Announcing Cloud Analytics APIs

Things we learnt building our APIs.

Being a back-end engineer is hard. Not because the work is harder, or people expect more of you. It’s just harder to show what you have been working on; but not today! Today I’m proud to announce the availability of the Cloud Analytics public APIs. A part of me wants to give you a link to the API Overview and the API reference docs so you can just dive in and provide feedback.

Background

When we started building Cloud Analytics, our aim was to rapidly ship something so we could answer the following question: Should RightScale invest in Cloud Analytics as a new product? We were able to validate that question quickly by keeping the architecture very basic, mostly centred around an existing reporting app that was in production (that we hacked new functionality into), and starting a new cloud_analytics Rails app where everything else lived.

Since launching Cloud Analytics, we’ve learnt a lot about what our users want, what has and hasn’t worked well in terms of implementation and performance of the product, and what integration points our Cloud Management and Self-Service products needs with Cloud Analytics. Using this knowledge, we’ve been evolving our architecture, where our aim has been to:

  1. Expose publicly documented APIs that can be used by everyone, including the Cloud Analytics UI, customers and other RightScale product development teams.

  2. Break up Cloud Analytics into loosely coupled but highly aligned key components so they are easy to develop, test, deploy, debug and scale as independently as possible.

Things we learnt

We first split out the Cloud Analytics UI into its own system that could be loaded at will with a Scoutfile. We then set about to develop the new systems…

Running two systems in parallel for a while is challenging but sometimes necessary

We couldn’t stop all development on the old system while we developed and migrated data to the new system as we needed to also keep shipping new features that customers wanted, and fix bugs in the old system. We also didn’t want to do a big-bang release where we killed the old system and flipped all traffic to the new system as that would have caused the initial release to take a lot longer (since everything had to be ready). So instead, we decided to deploy the new system in parallel where two tricks helped us:

  1. The load balancers directed traffic to the new system when an X-API-VERSION HTTP header was present. This meant that we were able to design/implement/release chunks of the API, and update our UI to use the API, during our weekly releases over several months. By speeding up the move and reducing development work on the previous system, we tried to reduce the amount time we spent playing catch-up.

  2. We built a system so we could re-process any account’s data using the new system but store the data against the negative account ID in our datastore, so if your account ID was 1234, account -1234 could have a duplicated version of your data that was being processed using our new system. This enabled us to compare the old vs. new data live in production, and flip your account to use the new data-processing system once we confirmed that the data between account 1234 and -1234 matched.

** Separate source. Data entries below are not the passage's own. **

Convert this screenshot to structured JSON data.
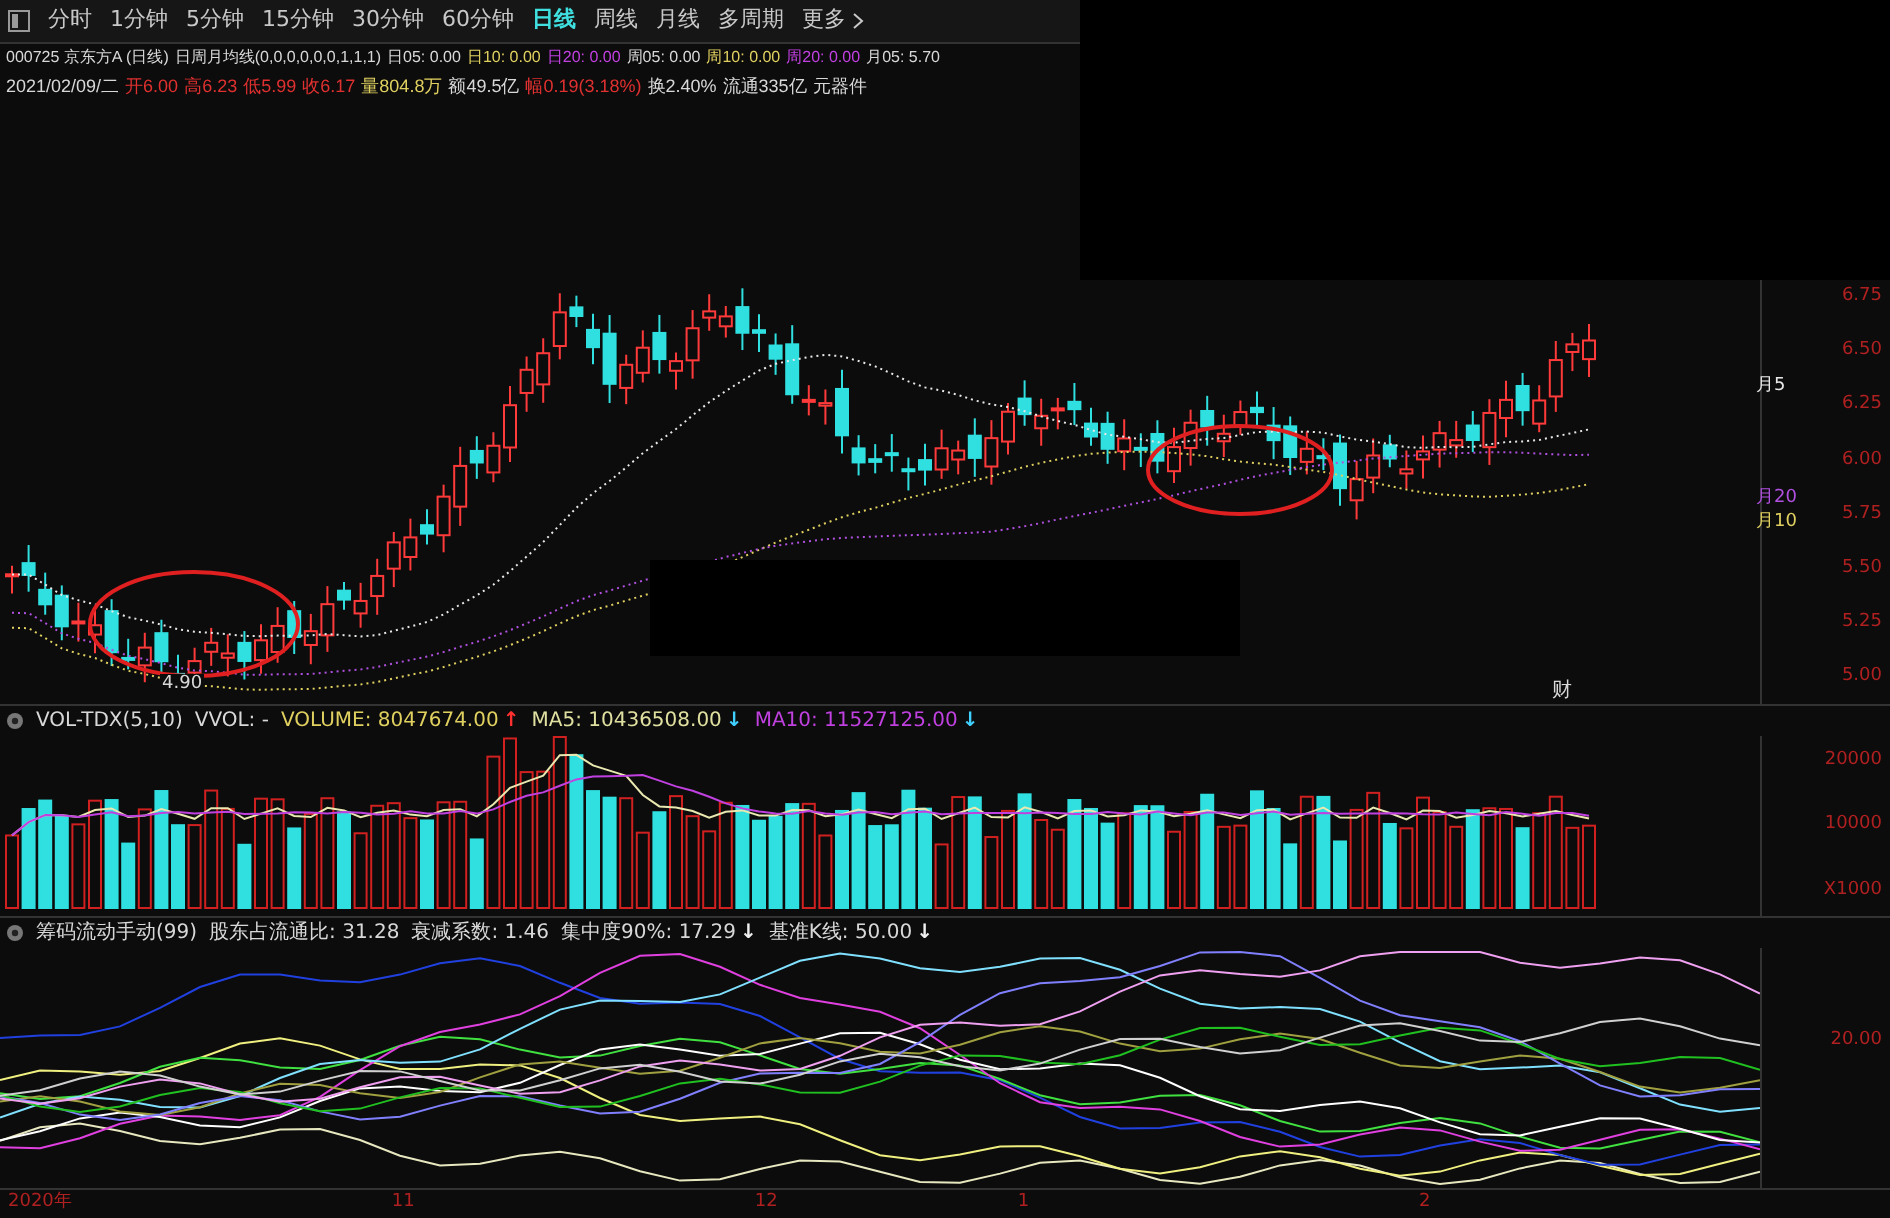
{
  "toolbar": {
    "tabs": [
      {
        "label": "分时",
        "selected": false
      },
      {
        "label": "1分钟",
        "selected": false
      },
      {
        "label": "5分钟",
        "selected": false
      },
      {
        "label": "15分钟",
        "selected": false
      },
      {
        "label": "30分钟",
        "selected": false
      },
      {
        "label": "60分钟",
        "selected": false
      },
      {
        "label": "日线",
        "selected": true
      },
      {
        "label": "周线",
        "selected": false
      },
      {
        "label": "月线",
        "selected": false
      },
      {
        "label": "多周期",
        "selected": false
      },
      {
        "label": "更多",
        "selected": false
      }
    ]
  },
  "info_line_1": [
    {
      "text": "000725 京东方A (日线)",
      "color": "#d8d8d8"
    },
    {
      "text": "日周月均线(0,0,0,0,0,0,1,1,1)",
      "color": "#d8d8d8"
    },
    {
      "text": "日05: 0.00",
      "color": "#d8d8d8"
    },
    {
      "text": "日10: 0.00",
      "color": "#e0d060"
    },
    {
      "text": "日20: 0.00",
      "color": "#c040e0"
    },
    {
      "text": "周05: 0.00",
      "color": "#d8d8d8"
    },
    {
      "text": "周10: 0.00",
      "color": "#e0d060"
    },
    {
      "text": "周20: 0.00",
      "color": "#c040e0"
    },
    {
      "text": "月05: 5.70",
      "color": "#d8d8d8"
    }
  ],
  "info_line_2": [
    {
      "text": "2021/02/09/二",
      "color": "#d8d8d8"
    },
    {
      "text": "开6.00",
      "color": "#e03030"
    },
    {
      "text": "高6.23",
      "color": "#e03030"
    },
    {
      "text": "低5.99",
      "color": "#e03030"
    },
    {
      "text": "收6.17",
      "color": "#e03030"
    },
    {
      "text": "量804.8万",
      "color": "#e0d060"
    },
    {
      "text": "额49.5亿",
      "color": "#d8d8d8"
    },
    {
      "text": "幅0.19(3.18%)",
      "color": "#e03030"
    },
    {
      "text": "换2.40%",
      "color": "#d8d8d8"
    },
    {
      "text": "流通335亿",
      "color": "#d8d8d8"
    },
    {
      "text": "元器件",
      "color": "#d8d8d8"
    }
  ],
  "price_chart": {
    "low_label": "4.90",
    "event_marker": "财",
    "ma_labels": [
      {
        "text": "月5",
        "color": "#e8e8e8"
      },
      {
        "text": "月20",
        "color": "#b050e0"
      },
      {
        "text": "月10",
        "color": "#e0d060"
      }
    ],
    "yticks": [
      "6.75",
      "6.50",
      "6.25",
      "6.00",
      "5.75",
      "5.50",
      "5.25",
      "5.00"
    ]
  },
  "volume_panel": {
    "header": [
      {
        "text": "VOL-TDX(5,10)",
        "color": "#d8d8d8"
      },
      {
        "text": "VVOL: -",
        "color": "#d8d8d8"
      },
      {
        "text": "VOLUME: 8047674.00",
        "color": "#e0d060",
        "arrow": {
          "text": "↑",
          "color": "#ff3030"
        }
      },
      {
        "text": "MA5: 10436508.00",
        "color": "#e0e0a0",
        "arrow": {
          "text": "↓",
          "color": "#40d0ff"
        }
      },
      {
        "text": "MA10: 11527125.00",
        "color": "#c040e0",
        "arrow": {
          "text": "↓",
          "color": "#40d0ff"
        }
      }
    ],
    "yticks": [
      "20000",
      "10000",
      "X1000"
    ]
  },
  "chip_panel": {
    "header": [
      {
        "text": "筹码流动手动(99)",
        "color": "#d8d8d8"
      },
      {
        "text": "股东占流通比: 31.28",
        "color": "#d8d8d8"
      },
      {
        "text": "衰减系数: 1.46",
        "color": "#d8d8d8"
      },
      {
        "text": "集中度90%: 17.29",
        "color": "#d8d8d8",
        "arrow": {
          "text": "↓",
          "color": "#f0f0f0"
        }
      },
      {
        "text": "基准K线: 50.00",
        "color": "#d8d8d8",
        "arrow": {
          "text": "↓",
          "color": "#f0f0f0"
        }
      }
    ],
    "yticks": [
      "20.00"
    ]
  },
  "date_axis": [
    "2020年",
    "11",
    "12",
    "1",
    "2"
  ]
}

Start consuming your own APIs as soon as possible

By getting people to use your APIs, it’s easier to work out the kinks. When we started building our first few resources we made various assumptions about how they would be used, but when we started updating our front-end, it became apparent that we needed to add various other options.

Having a good API Design-Review-Implement flow is crucial

Over the years, we’ve transitioned from “let’s just make a Rails controller that returns JSON” to “let’s design the API in GitHub Wikis” to “let’s design the API in a Confluence Wiki doc so people can discuss/comment on it” to “let’s design the API in YARD” to using Grape and finally settling on Praxis. The Design-Review-Implement flow that Praxis enables lets us design an API in detail, gather feedback, and implement the API at the same time that the UI is being implemented (using the API docs and mocked-data). Praxis’ auto-generated API docs also make it simpler to see where common patterns are applied differently so APIs can be kept consistent.

The Praxis framework is in active development; and the during the development of the Cloud Analytics API, we created around 20 GitHub issues, and there are some cool Praxis features that we’re thinking about.

What you can do with our APIs

The Cloud Analytics APIs are based around monitoring and forecasting of costs across all of the public and private clouds that RightScale supports. For example, users can easily get the total_cost or lowest_instance_count of deployments tagged with env=production across their AWS and Microsoft Azure accounts. Users can also do various things on top of this data such as setting up Scheduled Reports and Budget Alerts, or creating unique links to share the data with others. The API Overview and the API reference docs provide more details.